Zixuan Liu,Xiaolin Sun,Zizhan Zheng
2024-03-05
Abstract:The rapidly increasing capabilities of large language models (LLMs) raise an urgent need to align AI systems with diverse human preferences to simultaneously enhance their usefulness and safety, despite the often conflicting nature of these goals. To address this important problem, a promising approach is to enforce a safety constraint at the fine-tuning stage through a constrained Reinforcement Learning from Human Feedback (RLHF) framework. This approach, however, is computationally expensive and often unstable. In this work, we introduce Constrained DPO (C-DPO), a novel extension of the recently proposed Direct Preference Optimization (DPO) approach for fine-tuning LLMs that is both efficient and lightweight. By integrating dual gradient descent and DPO, our method identifies a nearly optimal trade-off between helpfulness and harmlessness without using reinforcement learning. Empirically, our approach provides a safety guarantee to LLMs that is missing in DPO while achieving significantly higher rewards under the same safety constraint compared to a recently proposed safe RLHF approach.
Machine Learning,Computation and Language
What problem does this paper attempt to address?

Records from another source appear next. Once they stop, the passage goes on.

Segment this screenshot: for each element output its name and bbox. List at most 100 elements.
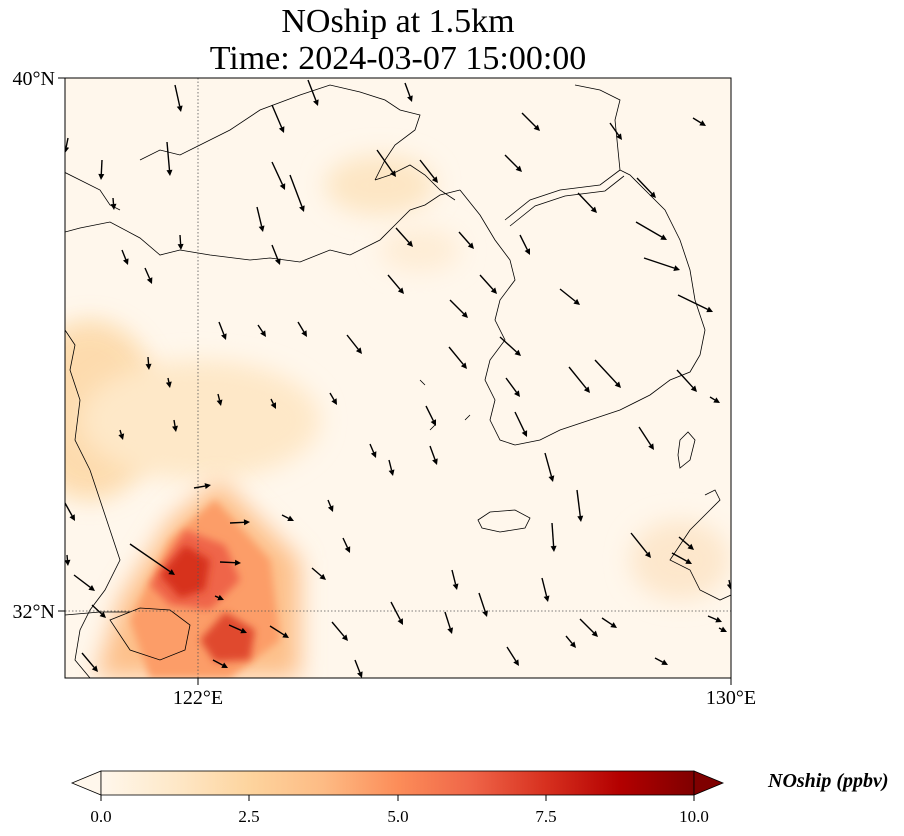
concentration-field	[65, 78, 731, 678]
wind-arrow-shaft	[451, 569, 457, 585]
cb-tick-label-2: 5.0	[387, 807, 408, 826]
wind-arrow-shaft	[499, 336, 518, 353]
wind-arrow-head	[370, 451, 377, 458]
wind-arrow-head	[699, 120, 706, 126]
wind-arrow-head	[649, 191, 656, 198]
wind-arrow-shaft	[541, 577, 548, 597]
wind-arrow-head	[673, 265, 680, 271]
wind-arrow-shaft	[728, 579, 731, 585]
wind-arrow-head	[524, 248, 530, 255]
wind-arrow-head	[146, 277, 153, 284]
cb-tick-label-3: 7.5	[535, 807, 556, 826]
axis-ticks	[58, 77, 732, 685]
wind-arrow-shaft	[519, 234, 528, 250]
wind-arrow-head	[720, 626, 727, 632]
wind-arrow-shaft	[112, 197, 115, 205]
wind-arrow-shaft	[297, 321, 305, 333]
wind-arrow-shaft	[256, 206, 263, 227]
wind-arrow-shaft	[654, 657, 664, 663]
wind-arrow-shaft	[81, 652, 95, 668]
wind-arrow-head	[514, 349, 521, 356]
wind-arrow-shaft	[214, 595, 219, 599]
wind-arrow-head	[279, 183, 286, 190]
wind-arrow-head	[447, 627, 454, 634]
wind-arrow-head	[221, 662, 228, 668]
jeju-island	[477, 509, 531, 533]
korea-west-coast	[459, 189, 516, 446]
wind-arrow-shaft	[289, 174, 303, 207]
wind-arrow-shaft	[144, 267, 151, 279]
coastlines	[65, 84, 731, 678]
wind-arrow-shaft	[269, 625, 285, 636]
wind-arrow-head	[216, 399, 223, 406]
wind-arrow-shaft	[568, 366, 587, 389]
wind-arrow-shaft	[219, 561, 236, 564]
wind-arrow-head	[543, 595, 550, 602]
wind-arrow-head	[685, 558, 692, 564]
wind-arrow-head	[240, 627, 247, 634]
wind-arrow-shaft	[217, 393, 221, 401]
wind-arrow-shaft	[448, 346, 464, 365]
wind-arrow-shaft	[458, 231, 471, 245]
wind-arrow-head	[357, 671, 363, 678]
wind-arrow-head	[91, 665, 98, 672]
china-northern-coast	[65, 189, 461, 263]
wind-arrow-head	[165, 381, 172, 388]
wind-arrow-shaft	[643, 257, 675, 269]
wind-arrow-head	[177, 243, 184, 250]
wind-arrow-head	[514, 390, 520, 397]
wind-arrow-shaft	[630, 532, 648, 554]
wind-arrow-shaft	[479, 274, 494, 290]
wind-arrow-head	[550, 545, 557, 552]
wind-arrow-shaft	[577, 192, 594, 210]
liaodong-peninsula	[374, 164, 456, 201]
wind-arrow-head	[168, 569, 175, 575]
shandong-islands	[419, 379, 471, 431]
wind-arrow-shaft	[425, 405, 434, 421]
wind-arrow-shaft	[100, 159, 103, 175]
wind-arrow-head	[301, 330, 307, 337]
wind-arrow-shaft	[565, 635, 573, 644]
wind-arrow-shaft	[121, 249, 127, 260]
wind-arrow-shaft	[311, 567, 322, 577]
wind-arrow-head	[577, 515, 584, 522]
wind-arrow-head	[331, 398, 337, 405]
china-east-coast	[65, 329, 121, 678]
wind-arrow-head	[569, 641, 576, 648]
wind-arrow-shaft	[73, 574, 91, 588]
colorbar: 0.0 2.5 5.0 7.5 10.0	[70, 770, 725, 826]
wind-arrow-head	[614, 381, 621, 388]
wind-arrow-shaft	[346, 334, 359, 350]
bohai-coast	[139, 84, 421, 181]
wind-arrow-head	[461, 311, 468, 318]
wind-arrow-shaft	[228, 624, 242, 632]
wind-arrow-head	[467, 242, 474, 249]
wind-arrow-head	[390, 170, 396, 177]
cb-tick-label-0: 0.0	[90, 807, 111, 826]
wind-arrow-head	[217, 594, 224, 601]
wind-arrow-shaft	[327, 499, 332, 507]
wind-arrow-head	[533, 124, 540, 131]
wind-arrow-head	[406, 240, 413, 247]
wind-arrow-shaft	[521, 112, 537, 128]
wind-arrow-head	[313, 99, 319, 106]
wind-arrow-shaft	[551, 522, 555, 547]
wind-arrow-head	[590, 206, 597, 213]
wind-arrow-head	[166, 169, 173, 176]
colorbar-label: NOship (ppbv)	[768, 770, 889, 792]
wind-arrow-shaft	[174, 84, 181, 107]
wind-arrow-shaft	[449, 299, 465, 315]
korea-south-coast	[514, 329, 706, 446]
cb-tick-label-1: 2.5	[238, 807, 259, 826]
korea-north-border-2	[509, 175, 625, 227]
wind-arrow-shaft	[129, 543, 171, 573]
korea-north-border	[504, 169, 621, 221]
wind-arrow-head	[513, 659, 519, 666]
wind-arrow-shaft	[270, 398, 274, 404]
wind-arrow-shaft	[388, 459, 393, 471]
wind-arrow-shaft	[579, 618, 595, 634]
wind-arrow-shaft	[709, 396, 716, 401]
wind-arrow-head	[260, 330, 266, 337]
wind-arrow-head	[327, 505, 334, 512]
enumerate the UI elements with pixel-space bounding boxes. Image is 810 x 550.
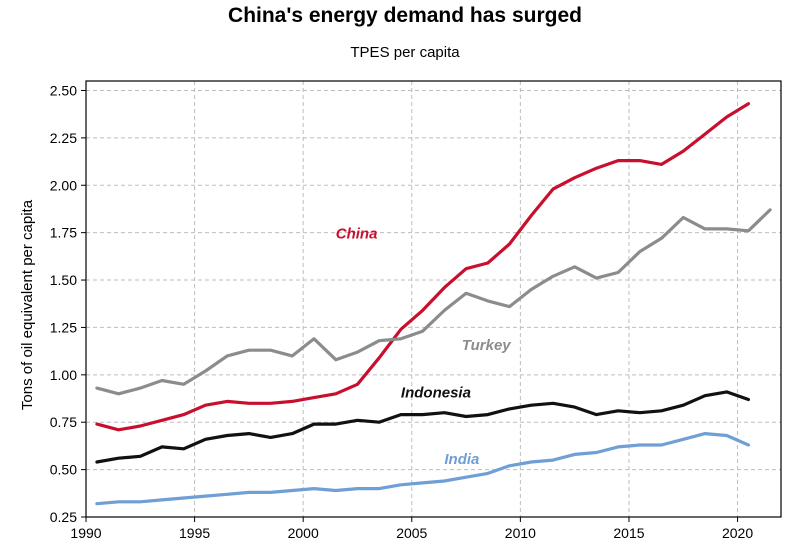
- y-tick-label: 2.25: [50, 130, 77, 146]
- series-label-china: China: [336, 225, 378, 242]
- x-tick-label: 1990: [70, 525, 101, 541]
- y-tick-label: 1.00: [50, 367, 77, 383]
- y-tick-label: 0.25: [50, 509, 77, 525]
- plot-frame: [85, 80, 782, 518]
- y-tick-label: 1.50: [50, 272, 77, 288]
- series-line-china: [95, 102, 751, 432]
- series-line-indonesia: [95, 390, 751, 464]
- y-tick-label: 2.50: [50, 82, 77, 98]
- x-tick-label: 2020: [722, 525, 753, 541]
- y-axis-title: Tons of oil equivalent per capita: [19, 199, 36, 410]
- y-tick-label: 1.75: [50, 225, 77, 241]
- series-label-indonesia: Indonesia: [401, 385, 471, 402]
- x-tick-label: 2000: [288, 525, 319, 541]
- series-labels: China Turkey Indonesia India: [336, 225, 512, 468]
- y-tick-label: 0.75: [50, 414, 77, 430]
- y-tick-label: 2.00: [50, 177, 77, 193]
- x-tick-label: 2015: [613, 525, 644, 541]
- series-lines: [95, 102, 772, 506]
- chart-title: China's energy demand has surged: [228, 4, 582, 27]
- series-line-turkey: [95, 208, 772, 396]
- x-tick-label: 1995: [179, 525, 210, 541]
- x-tick-label: 2010: [505, 525, 536, 541]
- series-label-india: India: [444, 451, 479, 468]
- series-line-india: [95, 432, 751, 506]
- series-label-turkey: Turkey: [462, 337, 512, 354]
- x-tick-label: 2005: [396, 525, 427, 541]
- y-tick-label: 1.25: [50, 319, 77, 335]
- y-tick-label: 0.50: [50, 462, 77, 478]
- chart-subtitle: TPES per capita: [350, 44, 460, 61]
- axes: 0.25 0.50 0.75 1.00 1.25 1.50 1.75 2.00 2.25 2.50…: [50, 80, 782, 541]
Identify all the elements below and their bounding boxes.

This paper discusses how to improve the safety of large-scale language models (LLMs) through Constrained Direct Preference Optimization (C-DPO). With the rapid improvement in LLM capabilities, it becomes crucial to ensure that these AI systems align with human preferences while enhancing both their utility and safety, even though these goals may conflict with each other. The paper proposes a new approach to implement safety constraints through Constrained Reinforcement Learning from Human Feedback (RLHF) framework during the fine-tuning stage. However, traditional RLHF methods are computationally expensive and unstable. C-DPO is an extension of Direct Preference Optimization (DPO) methods recently proposed, which is a stable and lightweight alternative that directly optimizes the policies in the offline preference dataset without the use of reinforcement learning. By combining bi-level gradient descent and DPO, this method can find a near-optimal balance between helpfulness and harmlessness without compromising utility and achieve higher rewards than safe RLHF methods under the same constraints, providing safety guarantees that LLMs lack. The paper introduces the workflow of C-DPO, including transforming the original optimization problem into the Lagrangian form and then solving it by iteratively updating the policy variable and Lagrange multipliers, where the policy variable is optimized through maximum likelihood with the new preference dataset, and the Lagrange multipliers are updated through gradient descent to minimize the expected violation of safety constraints. The experimental section demonstrates the performance of C-DPO in enhancing the safety and utility of LLMs. Compared to baseline methods such as Supervised Fine Tuning (SFT), original DPO, and PPO-based Beaver-v1, C-DPO achieves higher rewards while maintaining safety. In particular, C-DPO effectively balances helpfulness and harmlessness, thereby improving the model's performance while satisfying safety constraints.